A l’occasion des 100 ans de l’écrivaine suédoise
Astrid Lindgren, Hachette jeunesse réédite les trois
titres de la série des Fifi (Fifi Brindacier,
Fifi Princesse et Fifi à Couricoura)
sous forme d’un beau livre relié grand format, illustré
par Ingrid Vang Nyman. L’occasion est donnée de faire
à nouveau connaissance avec l’héroïne suédoise
au caractère très affirmé, ravissante de modernité
malgré son demi-siècle.
Pour la petite
piqure de rappel, Fifi Brindacier vit seule dans une grande maison,
avec un poney et un singe.

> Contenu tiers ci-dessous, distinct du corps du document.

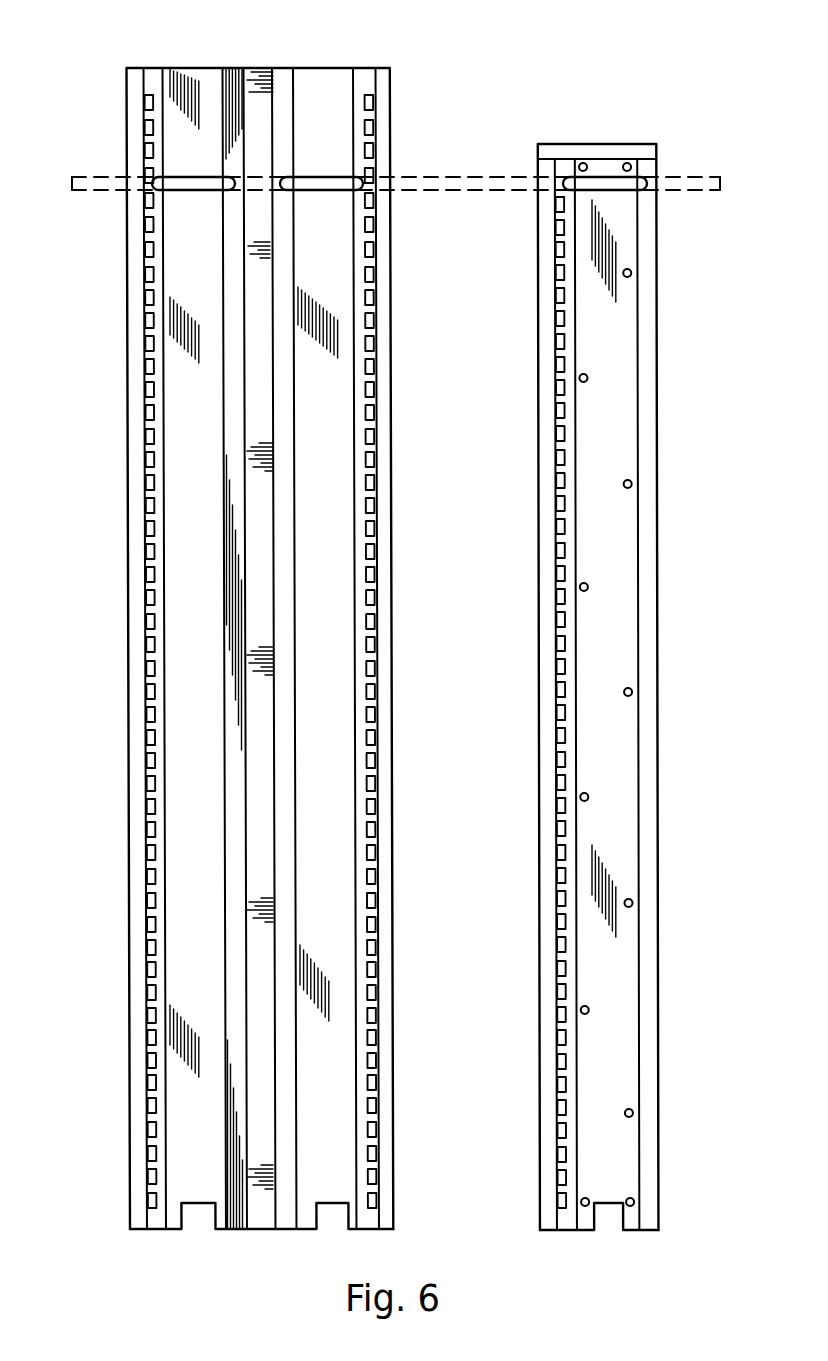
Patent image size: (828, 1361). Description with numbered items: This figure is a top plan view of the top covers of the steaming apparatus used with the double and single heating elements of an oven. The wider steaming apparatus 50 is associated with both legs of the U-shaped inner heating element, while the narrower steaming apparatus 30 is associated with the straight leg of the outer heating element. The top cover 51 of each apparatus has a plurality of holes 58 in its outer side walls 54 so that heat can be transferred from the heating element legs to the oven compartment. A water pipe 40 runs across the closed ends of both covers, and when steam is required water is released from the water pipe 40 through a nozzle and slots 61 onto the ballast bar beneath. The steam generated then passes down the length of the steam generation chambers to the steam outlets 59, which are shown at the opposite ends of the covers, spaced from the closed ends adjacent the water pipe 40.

The steaming apparatus 30 is at (608, 128).
The water pipe 40 is at (458, 177).
The steaming apparatus 50 is at (417, 122).
The top cover 51 is at (187, 87).
The outer side walls 54 is at (158, 353).
The holes 58 is at (147, 293).
The steam outlets 59 is at (197, 1222).
The slots 61 is at (182, 180).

Autrefois, elle a eu une maman, mais
elle ne s’en souvient plus. Cette dernière est morte
quand Fifi n’était qu’un tout petit bébé
« qui braillait tellement fort que personne n’arrivait
à rester à côté d’elle ».
Par contre, la petite fille n’a pas oublié son papa,
capitaine au long cours. Elle l’avait accompagné sur
son navire, jusqu’au jour de sa disparition en mer, emporté
par une terrible vague. Mais elle est sûre qu’un jour
il reviendra et que, pour le moment, il est le roi d’une tribu
de cannibales sur une île perdue…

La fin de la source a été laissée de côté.